Securing files with Nginx

We all use HTTP servers to deploy our applications. NGINX is also an http web server which has a rich set of configurations which gives simplicity for applications.

We can deploy our react or other applications with Nginx. For the application to work with Nginx we need to configure it first. This configuration can be done inside nginx.conf file.

This article is not about how NGINX works, there are multiple articles you may find on web for same. Here we will see how we can secure a particular file path.

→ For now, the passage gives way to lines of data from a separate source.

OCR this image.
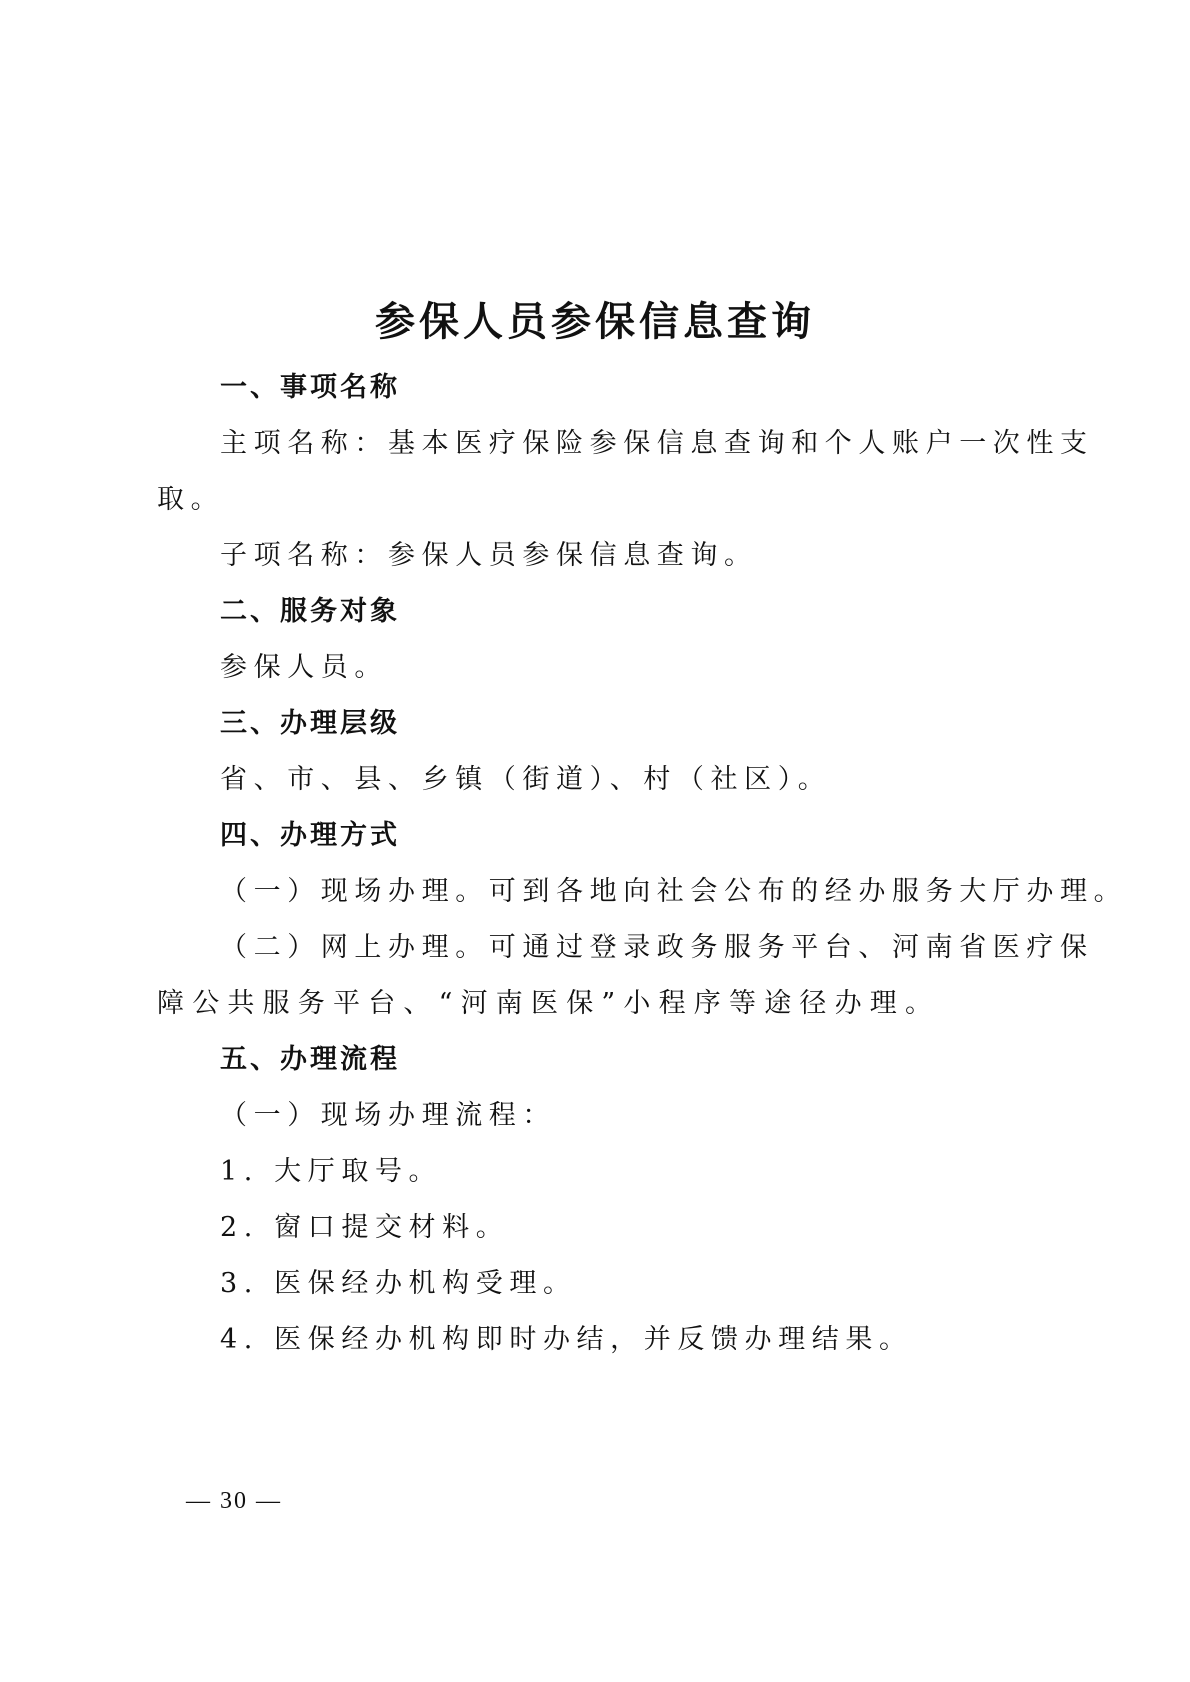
参保人员参保信息查询
一、事项名称
主项名称：基本医疗保险参保信息查询和个人账户一次性支
取。
子项名称：参保人员参保信息查询。
二、服务对象
参保人员。
三、办理层级
省、市、县、乡镇（街道）、村（社区）。
四、办理方式
（一）现场办理。可到各地向社会公布的经办服务大厅办理。
（二）网上办理。可通过登录政务服务平台、河南省医疗保
障公共服务平台、“河南医保”小程序等途径办理。
五、办理流程
（一）现场办理流程：
1. 大厅取号。
2. 窗口提交材料。
3. 医保经办机构受理。
4. 医保经办机构即时办结，并反馈办理结果。
— 30 —
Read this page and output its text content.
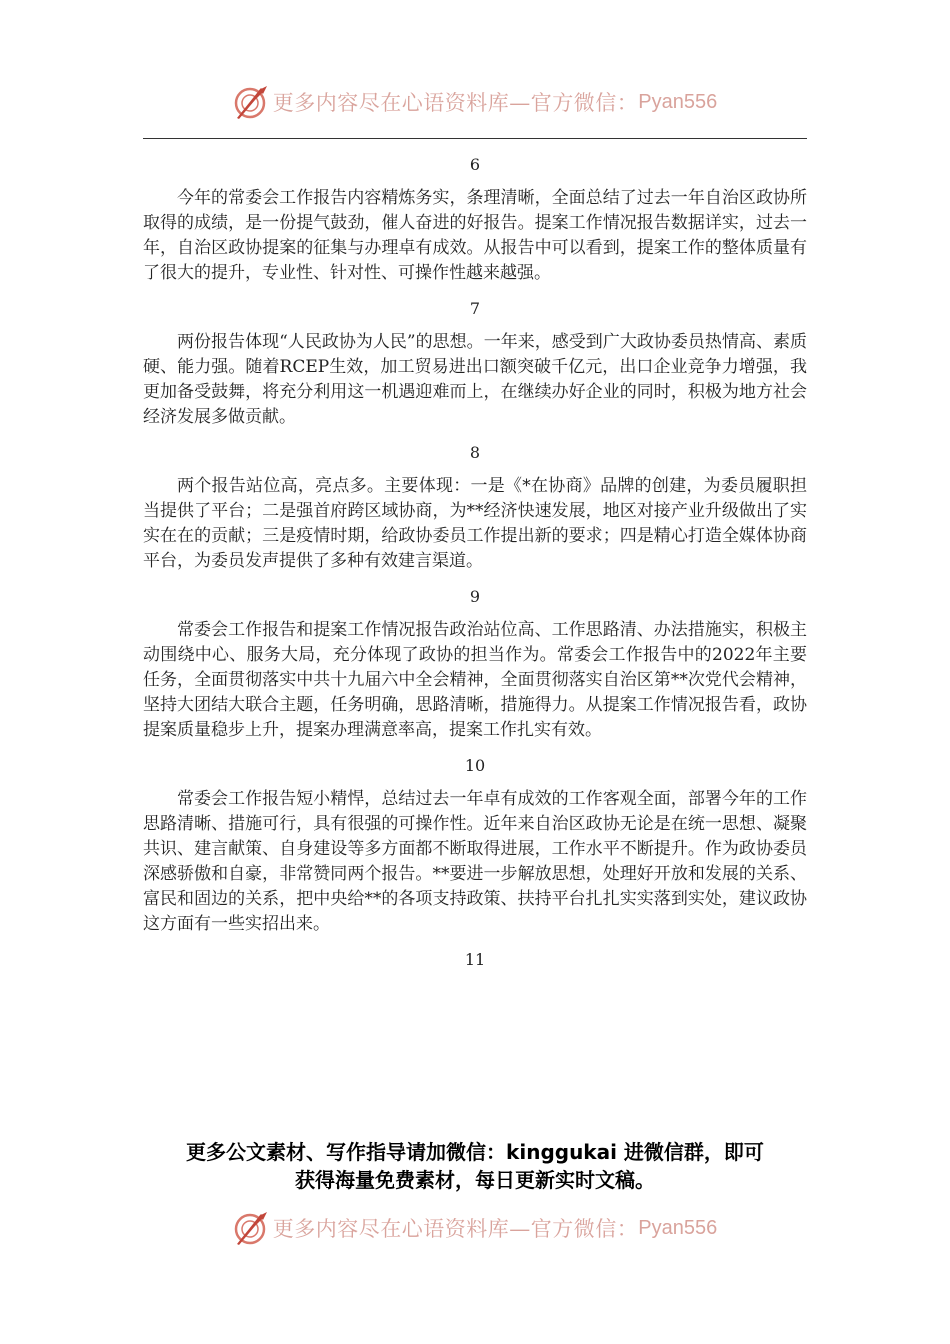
更多内容尽在心语资料库—官方微信： Pyan556
6

今年的常委会工作报告内容精炼务实，条理清晰，全面总结了过去一年自治区政协所取得的成绩，是一份提气鼓劲，催人奋进的好报告。提案工作情况报告数据详实，过去一年，自治区政协提案的征集与办理卓有成效。从报告中可以看到，提案工作的整体质量有了很大的提升，专业性、针对性、可操作性越来越强。

7

两份报告体现“人民政协为人民”的思想。一年来，感受到广大政协委员热情高、素质硬、能力强。随着RCEP生效，加工贸易进出口额突破千亿元，出口企业竞争力增强，我更加备受鼓舞，将充分利用这一机遇迎难而上，在继续办好企业的同时，积极为地方社会经济发展多做贡献。

8

两个报告站位高，亮点多。主要体现：一是《*在协商》品牌的创建，为委员履职担当提供了平台；二是强首府跨区域协商，为**经济快速发展，地区对接产业升级做出了实实在在的贡献；三是疫情时期，给政协委员工作提出新的要求；四是精心打造全媒体协商平台，为委员发声提供了多种有效建言渠道。

9

常委会工作报告和提案工作情况报告政治站位高、工作思路清、办法措施实，积极主动围绕中心、服务大局，充分体现了政协的担当作为。常委会工作报告中的2022年主要任务，全面贯彻落实中共十九届六中全会精神，全面贯彻落实自治区第**次党代会精神，坚持大团结大联合主题，任务明确，思路清晰，措施得力。从提案工作情况报告看，政协提案质量稳步上升，提案办理满意率高，提案工作扎实有效。

10

常委会工作报告短小精悍，总结过去一年卓有成效的工作客观全面，部署今年的工作思路清晰、措施可行，具有很强的可操作性。近年来自治区政协无论是在统一思想、凝聚共识、建言献策、自身建设等多方面都不断取得进展，工作水平不断提升。作为政协委员深感骄傲和自豪，非常赞同两个报告。**要进一步解放思想，处理好开放和发展的关系、富民和固边的关系，把中央给**的各项支持政策、扶持平台扎扎实实落到实处，建议政协这方面有一些实招出来。

11
更多公文素材、写作指导请加微信：kinggukai 进微信群，即可
获得海量免费素材，每日更新实时文稿。
更多内容尽在心语资料库—官方微信： Pyan556
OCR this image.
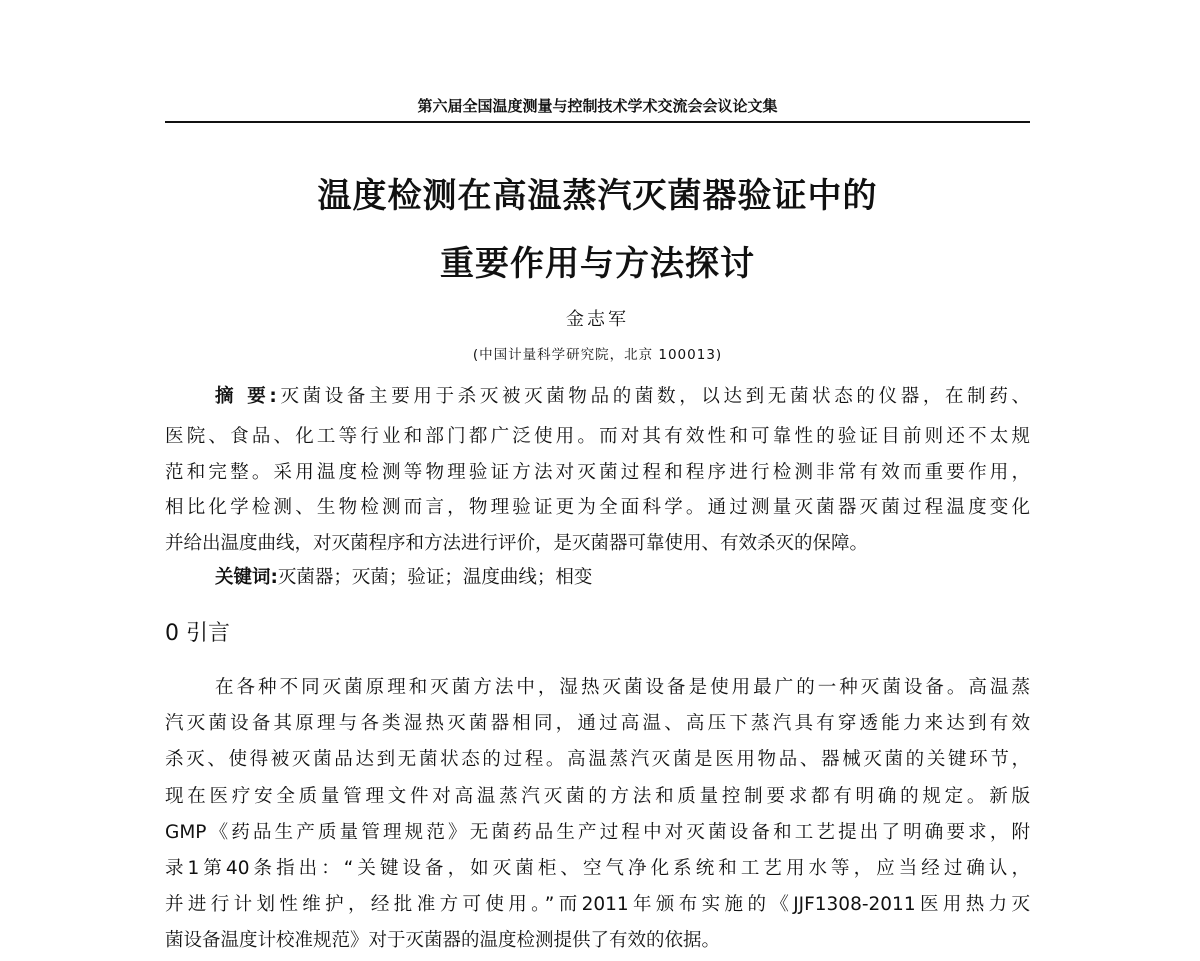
第六届全国温度测量与控制技术学术交流会会议论文集
温度检测在高温蒸汽灭菌器验证中的
重要作用与方法探讨
金志军
(中国计量科学研究院，北京 100013)
摘 要:灭菌设备主要用于杀灭被灭菌物品的菌数，以达到无菌状态的仪器，在制药、
医院、食品、化工等行业和部门都广泛使用。而对其有效性和可靠性的验证目前则还不太规
范和完整。采用温度检测等物理验证方法对灭菌过程和程序进行检测非常有效而重要作用，
相比化学检测、生物检测而言，物理验证更为全面科学。通过测量灭菌器灭菌过程温度变化
并给出温度曲线，对灭菌程序和方法进行评价，是灭菌器可靠使用、有效杀灭的保障。
关键词:灭菌器；灭菌；验证；温度曲线；相变
0 引言
在各种不同灭菌原理和灭菌方法中，湿热灭菌设备是使用最广的一种灭菌设备。高温蒸
汽灭菌设备其原理与各类湿热灭菌器相同，通过高温、高压下蒸汽具有穿透能力来达到有效
杀灭、使得被灭菌品达到无菌状态的过程。高温蒸汽灭菌是医用物品、器械灭菌的关键环节，
现在医疗安全质量管理文件对高温蒸汽灭菌的方法和质量控制要求都有明确的规定。新版
GMP《药品生产质量管理规范》无菌药品生产过程中对灭菌设备和工艺提出了明确要求，附
录1第40条指出：“关键设备，如灭菌柜、空气净化系统和工艺用水等，应当经过确认，
并进行计划性维护，经批准方可使用。”而2011年颁布实施的《JJF1308-2011医用热力灭
菌设备温度计校准规范》对于灭菌器的温度检测提供了有效的依据。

Our Nginx setup comes with basic features, if we want to add some new functionality then we need to compile Nginx with extra modules. So for securing links we need Secure Link module. Following are the steps required for compiling Nginx with secure link.

# install deps (Ubuntu)
sudo apt-get install -y build-essential libpcre3 libpcre3-dev libssl-dev

wget http://nginx.org/download/nginx-1.10.1.tar.gz
tar -xf nginx-1.10.1.tar.gz
cd nginx-1.10.1

./configure --with-http_ssl_module --add-module= --with-http_secure_link_module

make -j
sudo make install
# nginx is now installed in /usr/local/nginx

The final output will be our Nginx setup which we can copy and paste on any server and the start setup. To start the server we need to run the following command.

root>./nginx

So with this, our Nginx is up and running. Now for storing files and accessing them over network, we need to configure it’s path in nginx.conf file. Following are the configuration we need to add

location /files {
secure_link $arg_token,$arg_expires;
secure_link_md5 "$secure_link_expires $uri $remote_addr secret";

if ($secure_link = "") {
return 403;
}

if ($secure_link = "0") {
return 410;
}

...
}

Here Nginx automatically handles decryption and verification of hash. $arg_token & $arg_expires are the query string params that needs to be pass along with the URL.

secure_link_md5 "$secure_link_expires $uri $remote_addr secret";

This is a pattern that needs to be matched with md5 we are passing in the query string. We can have our own pattern.

$secure_link = ""

If the hash code doesn’t match then it will return an empty string. In that case, we are returning 403 error code.

$secure_link = "0"

Our token expires according to provided timestamp. If the token is expired then we will get 0 from secure_link. For that, we should return 401 error code.

Most important part is how to generate token. There are several ways from which we can generate our md5 hash. We can use any programming language for this. Here we will see how we can generate token using shell script.

echo -n ‘1483228740 /files/my_report.pdf 192.168.33.14 secret’ | openssl md5 -binary | openssl base64 | tr +/ -_ | tr -d =URL Request Format:http://<domain-name>/files/my_report.pdf?token=AUEnXC7T-Tfv9WLsWbf-mw&expires=1483228740

This is how our URL should be defined. We should pass token and expires as a part of the query parameters.Our file will be accessed only if the token and the expires parameter is correct. That is how we can protect our files using secure link. Thanks for reading this.